While individual eportfolios will vary considerably, all should contain these elements:

  • An introduction to comment on the purpose of the eportfolio, its organization, its intended audiences, tips on navigation, highlights, etc.
  • At least one sample of your best communication work in each of these five modes: written, oral, visual, electronic, multimodal
  • Samples of earlier drafts to illustrate your improvement
  • Rhetorical analysis for each sample: a discussion of the communication strategies used in each sample using rhetorical terminology from the Student Guide: English 150 and 250
  • A reflection for each sample: an explanation of your observations, emotional experience, and process in producing the sample and in revising it for the eportfolio
  • A self-assessment of yourself as a communicator with goals and concrete plans for ongoing improvement
  • An introduction to the special aspect of this semester that you documented

Evaluation

Your eportfolio will be evaluated on these main criteria:

Context
  • Do you make clear why the portfolio exists, why viewers should be interested, and how the site can be used?
  • Do you explain the situation that produced the communication samples you include: purpose, audience, date, location, etc.?
Sources
  • Do you distinguish between analyses and reflections? Do you discuss your own work with specificity and demonstrate that you understand basic rhetorical terminology?
Organization
  • Is your information clearly chunked visually? Is your website easy to navigate? Are site subsections clear, reasonable, and accurately named?
Style
  • Do you format types of information (analyses, reflections, best work, drafts) consistently? Is text edited for conciseness and well proofread?
  • Are headings informative and consistently formatted?
  • Do individual pages show evidence of grid layout, visual direction, apt figure-ground contrast, spatial chunking, and color coherence?
Delivery
  • Is typography appropriate to the material, sized for easy readability, contrasted with the background? Are visuals of high quality, suitably cropped, captioned, documented, and integrated with text?
  • Are file sizes for images, video, and audio kept to a minimum? Is HTML/CSS coding accurate and standard?

Details

  • The homepage for your eportfolio should be located in the WWW folder of your net-id account and should be named eportfolio.html so that it will link automatically to our class website.
  • Use a simple text editor like TextWrangler or Notepad to create your web documents. Use Photoshop’s “Save for Web” feature to control image size and quality in GIF and JPEG formats.
  • This assignment is intended as a public document, something you’ll share with classmates, family, and friends. It should not include any information that you are uncomfortable publishing for public viewing.
  • While many approaches to web design are possible and much fine software exists for web design and editing, for this assignment we’ll use basic HTML with a single external CSS style sheet to handle ALL of the formatting.
  • Make multiple copies of your website for backup.
  • Planning is critical for a website. Plan your information structure (folder names and folder relationships). Plan the design for typical pages, using the basic visual communication principles, especially grid, direction, chunking, and coordinated color. Keep the design simple and easy to understand.
  • Consider offering PDF or Word documents for download. Use representative excerpts from longer documents to illustrate specific communication skills.
  • Get friends to critique your website for basic issues of clarity and ease of use.

Assignment Dates

  • November 7–11: Work on learning the basics of HTML and CSS in order to mock up a design for your eportfolio.
  • November 18: Present an online mockup of your eportfolio design for group feedback.
  • December 9: Post the final version of your eportfolio online linked to the course website.
  • December 12: Present your eportfolio to others during the assigned “Final Exam” period and celebrate your semester’s accomplishments in communication.
Sample English 250 Assignment
Don Payne

ePortfolio Resources

Basic ePorfolio Mockup with CSS Codes
This mini-site was created in fall 2005 by Don Payne for use by his English 105H students.

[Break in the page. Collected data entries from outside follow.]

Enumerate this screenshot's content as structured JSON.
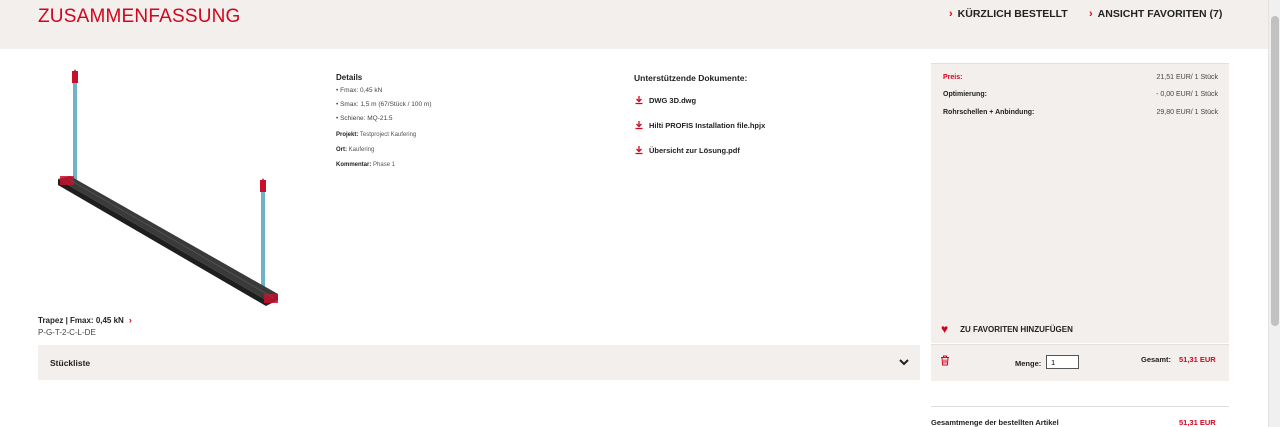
{
  "header": {
    "title": "ZUSAMMENFASSUNG",
    "recent_link": "KÜRZLICH BESTELLT",
    "favorites_link": "ANSICHT FAVORITEN (7)"
  },
  "product": {
    "name": "Trapez | Fmax: 0,45 kN",
    "code": "P-G-T-2-C-L-DE",
    "image_icon": "trapeze-support-render"
  },
  "details": {
    "heading": "Details",
    "items": [
      "Fmax: 0,45 kN",
      "Smax: 1,5 m (67/Stück / 100 m)",
      "Schiene: MQ-21.5"
    ],
    "project_label": "Projekt:",
    "project_value": "Testproject Kaufering",
    "location_label": "Ort:",
    "location_value": "Kaufering",
    "comment_label": "Kommentar:",
    "comment_value": "Phase 1"
  },
  "documents": {
    "heading": "Unterstützende Dokumente:",
    "files": [
      "DWG 3D.dwg",
      "Hilti PROFIS Installation file.hpjx",
      "Übersicht zur Lösung.pdf"
    ]
  },
  "parts_list": {
    "label": "Stückliste"
  },
  "pricing": {
    "rows": [
      {
        "label": "Preis:",
        "value": "21,51 EUR/ 1 Stück"
      },
      {
        "label": "Optimierung:",
        "value": "- 0,00 EUR/ 1 Stück"
      },
      {
        "label": "Rohrschellen + Anbindung:",
        "value": "29,80 EUR/ 1 Stück"
      }
    ],
    "favorite_label": "ZU FAVORITEN HINZUFÜGEN"
  },
  "quantity": {
    "label": "Menge:",
    "value": "1",
    "total_label": "Gesamt:",
    "total_value": "51,31 EUR"
  },
  "summary": {
    "label": "Gesamtmenge der bestellten Artikel",
    "value": "51,31 EUR"
  },
  "colors": {
    "accent": "#d2051e",
    "panel": "#f2efec",
    "rod": "#6fb3c6"
  }
}
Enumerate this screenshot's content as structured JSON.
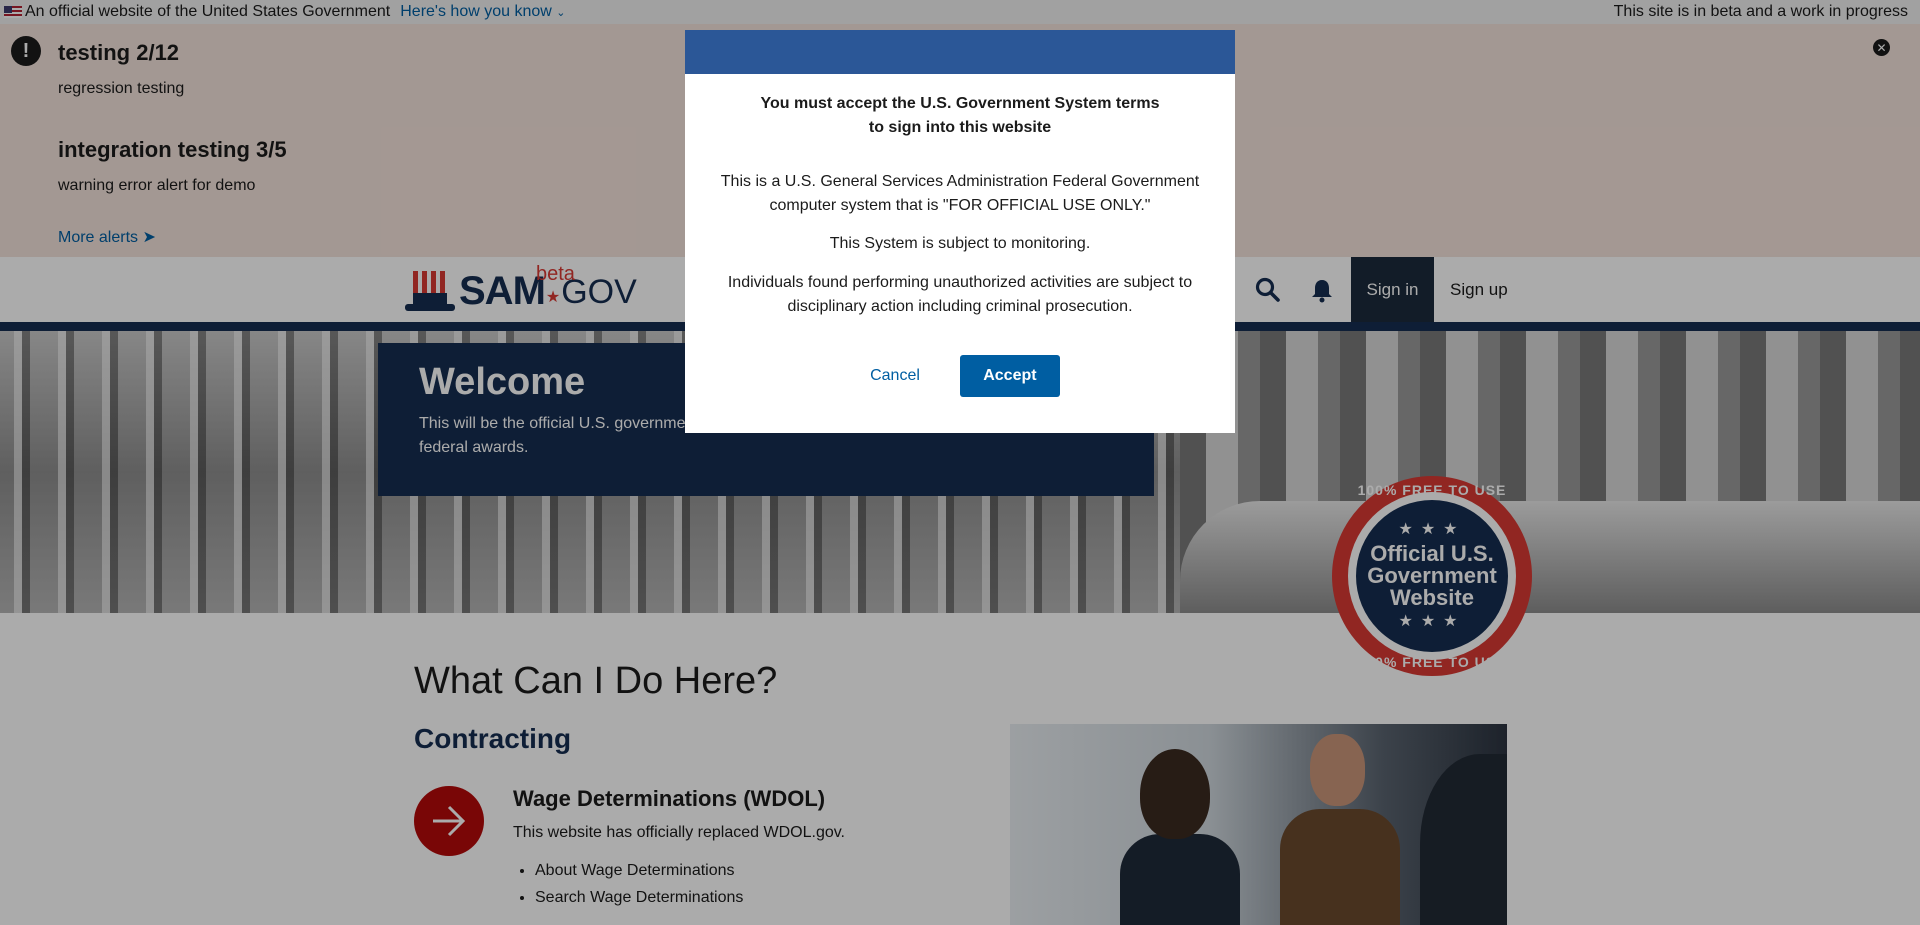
{
  "gov_banner": {
    "official_text": "An official website of the United States Government",
    "how_link": "Here's how you know",
    "beta_text": "This site is in beta and a work in progress"
  },
  "alerts": [
    {
      "title": "testing 2/12",
      "body": "regression testing"
    },
    {
      "title": "integration testing 3/5",
      "body": "warning error alert for demo"
    }
  ],
  "alerts_more": "More alerts",
  "header": {
    "logo_main": "SAM",
    "logo_dot": "★",
    "logo_suffix": "GOV",
    "logo_beta": "beta",
    "sign_in": "Sign in",
    "sign_up": "Sign up"
  },
  "hero": {
    "title": "Welcome",
    "text": "This will be the official U.S. government website for people who make, receive, and manage federal awards."
  },
  "seal": {
    "top_arc": "100% FREE TO USE",
    "line1": "Official U.S.",
    "line2": "Government",
    "line3": "Website",
    "stars": "★★★",
    "bottom_arc": "100% FREE TO USE"
  },
  "main": {
    "heading": "What Can I Do Here?",
    "section": "Contracting",
    "wd_title": "Wage Determinations (WDOL)",
    "wd_text": "This website has officially replaced WDOL.gov.",
    "wd_links": [
      "About Wage Determinations",
      "Search Wage Determinations"
    ]
  },
  "modal": {
    "title_line1": "You must accept the U.S. Government System terms",
    "title_line2": "to sign into this website",
    "para1_line1": "This is a U.S. General Services Administration Federal Government",
    "para1_line2": "computer system that is \"FOR OFFICIAL USE ONLY.\"",
    "para2": "This System is subject to monitoring.",
    "para3_line1": "Individuals found performing unauthorized activities are subject to",
    "para3_line2": "disciplinary action including criminal prosecution.",
    "cancel": "Cancel",
    "accept": "Accept"
  },
  "colors": {
    "primary": "#005ea2",
    "navy": "#162e51",
    "alert_bg": "#f4e3db",
    "modal_header": "#2b5797",
    "red": "#d83933"
  }
}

  • http://donpayne.public.iastate.edu/105H/home/tabfour2.html
W3 Schools CSS Tutorial
Introductory lessons on using cascading style sheets (CSS) to control the layout and design of HTML pages. Includes numerous examples and online quizzes.

  • http://www.w3schools.com/css/
Layout-o-matic
This code generator allows students to select a basic layout, specify width and other options, and then preview or download the resulting HTML and CSS files.

  • http://www.inknoise.com/experimental/layoutomatic.php
CSS Creator
Another online code generator; this one has additional functionality, including a live preview of color choices.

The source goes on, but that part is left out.